As I sat there I kept thinking of other times where I’ve had my ‘quiet’ times. Fact of the matter is, my life is busy, always has been, there’s always something happening or that needs to happen, always someone that will need company. I wrote this in a postcard to a friend while sitting in that top bunk by myself unable to sleep.
“I have had such a peace living in Thailand the past two years. It comes from knowing and experiencing exactly where God has placed me in life. A life I am learning can change at a moments notice. A life where I have to cherish those quiet moments reflecting on how awesome God is for giving me the life I have. Though I may never truly know his plan for my life, though I may walk through doors that make me cry–ultimately, in the end, peace overrides the pain at having to end one chapter of my life to start another.”
Its in these quiet moments that I ‘find myself’. My life has had so many very interesting chapters…all chapters have to come to an end at some point, thankfully in some cases, sadly in others. I’m hoping I’ll have many more chapters to write and that I’ll find the ‘white space’ the ‘quiet’ to reflect and center myself and ‘revel’ in the life I have been so generously given. Where is the ‘quiet’ in your life?
So I was sent a sad note from the climbing community facebook page that I am apart of that a girl had passed away while climbing in Patagonia. She’d written some blogs for highline online and out of curiosity I clicked over to her blog and she had an entry on the Sound of Silence. In it she posts a poem by A.A. Milne that I will repost here:
The Island by AA Milne
If I had a ship,
I’d sail my ship,
I’d sail my ship
Through the Eastern seas;
Down to a beach where the slow waves thunder-
The green curls over and the white falls under-
Boom! Boom! Boom!
On the sun-bright sand.
Then I’d leave my ship and I’d land,
And climb the steep white sand,
And climb to the trees,
The six dark trees,
The coco-nut trees on the cliff’s green crown-
Hand and knees
To the coco-nut trees,
Face to the cliff as the stones patter down,
Up, up, up, staggering, stumbling,
Round the corner where the rock is crumbling,
Round this shoulder,
Over this boulder,
Up to the top where the six trees stand….

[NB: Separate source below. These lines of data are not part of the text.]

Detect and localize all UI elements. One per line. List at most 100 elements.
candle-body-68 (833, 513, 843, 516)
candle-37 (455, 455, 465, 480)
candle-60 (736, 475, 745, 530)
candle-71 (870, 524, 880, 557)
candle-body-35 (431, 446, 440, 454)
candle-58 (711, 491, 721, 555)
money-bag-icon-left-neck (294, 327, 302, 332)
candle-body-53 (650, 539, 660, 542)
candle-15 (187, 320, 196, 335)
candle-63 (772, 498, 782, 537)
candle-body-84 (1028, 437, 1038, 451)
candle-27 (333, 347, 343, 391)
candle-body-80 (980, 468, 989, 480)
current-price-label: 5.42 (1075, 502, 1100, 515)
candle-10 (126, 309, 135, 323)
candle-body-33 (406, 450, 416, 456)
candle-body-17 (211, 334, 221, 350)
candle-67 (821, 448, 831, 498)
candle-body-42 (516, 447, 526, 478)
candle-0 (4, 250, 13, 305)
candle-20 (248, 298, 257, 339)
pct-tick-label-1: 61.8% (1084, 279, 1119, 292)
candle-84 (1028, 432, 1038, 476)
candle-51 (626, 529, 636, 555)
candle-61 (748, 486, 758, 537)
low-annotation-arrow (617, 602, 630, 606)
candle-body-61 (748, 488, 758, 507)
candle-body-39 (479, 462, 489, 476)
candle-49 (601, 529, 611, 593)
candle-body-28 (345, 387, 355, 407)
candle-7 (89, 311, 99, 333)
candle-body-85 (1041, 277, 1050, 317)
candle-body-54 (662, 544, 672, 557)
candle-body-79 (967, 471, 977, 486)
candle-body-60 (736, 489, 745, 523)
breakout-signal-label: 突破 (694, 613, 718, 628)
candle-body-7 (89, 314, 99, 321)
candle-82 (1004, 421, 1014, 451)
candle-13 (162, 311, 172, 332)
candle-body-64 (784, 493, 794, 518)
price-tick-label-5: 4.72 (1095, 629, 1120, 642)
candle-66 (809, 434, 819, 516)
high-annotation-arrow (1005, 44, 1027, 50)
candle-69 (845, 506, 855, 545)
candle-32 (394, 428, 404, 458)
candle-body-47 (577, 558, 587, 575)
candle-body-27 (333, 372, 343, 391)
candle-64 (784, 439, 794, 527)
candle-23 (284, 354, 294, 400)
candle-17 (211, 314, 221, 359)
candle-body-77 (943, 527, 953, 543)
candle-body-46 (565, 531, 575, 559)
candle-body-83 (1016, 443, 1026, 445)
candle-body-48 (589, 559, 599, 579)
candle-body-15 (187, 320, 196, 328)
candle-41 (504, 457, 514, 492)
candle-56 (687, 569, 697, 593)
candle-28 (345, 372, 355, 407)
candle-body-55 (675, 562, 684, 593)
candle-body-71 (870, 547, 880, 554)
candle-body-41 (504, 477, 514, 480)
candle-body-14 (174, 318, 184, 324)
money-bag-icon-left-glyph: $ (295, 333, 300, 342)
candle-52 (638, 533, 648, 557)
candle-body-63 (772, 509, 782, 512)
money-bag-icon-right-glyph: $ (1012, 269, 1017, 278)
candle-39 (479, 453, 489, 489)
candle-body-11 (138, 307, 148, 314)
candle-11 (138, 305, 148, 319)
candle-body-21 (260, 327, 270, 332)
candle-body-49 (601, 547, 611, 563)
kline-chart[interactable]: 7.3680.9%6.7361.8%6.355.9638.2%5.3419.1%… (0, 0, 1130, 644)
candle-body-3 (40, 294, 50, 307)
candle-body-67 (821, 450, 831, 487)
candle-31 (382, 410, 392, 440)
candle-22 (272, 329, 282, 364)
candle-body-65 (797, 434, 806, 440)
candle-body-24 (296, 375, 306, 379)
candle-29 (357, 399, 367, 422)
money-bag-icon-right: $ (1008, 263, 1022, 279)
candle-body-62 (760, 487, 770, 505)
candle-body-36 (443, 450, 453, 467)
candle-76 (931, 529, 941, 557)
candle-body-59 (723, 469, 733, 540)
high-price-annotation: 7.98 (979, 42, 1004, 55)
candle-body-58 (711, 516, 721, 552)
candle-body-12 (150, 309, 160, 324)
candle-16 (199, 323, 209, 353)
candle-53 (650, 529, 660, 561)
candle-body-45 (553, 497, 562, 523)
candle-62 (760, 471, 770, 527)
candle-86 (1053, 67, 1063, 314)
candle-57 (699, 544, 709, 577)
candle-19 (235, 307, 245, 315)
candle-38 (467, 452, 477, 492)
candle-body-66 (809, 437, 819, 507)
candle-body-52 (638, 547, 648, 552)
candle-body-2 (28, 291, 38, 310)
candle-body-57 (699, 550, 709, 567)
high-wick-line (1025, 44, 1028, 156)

And there would I rest, and lie,
My chin in my hands, and gaze
At the dazzle of the sand below,
And the green waves curling slow,
And the grey-blue distant haze
Where the sea goes up to the sky….
And I’d say to myself as I looked so lazily down at the sea:
‘There’s nobody else in the world, and the world was made for me.’
Where do you find your ‘peace’…describe it, write it down, fold it up, place it in a special place for those days when life overwhelms you and you cannot find the peace in it. Then find a spot…lay in your bed, find a hill to sit on, find an empty swing set…unfold your piece of paper and reflect on what has brought you peace–remember, feel it, revel in it–let it center you.
Then jump back into life and attack it with voracious passion.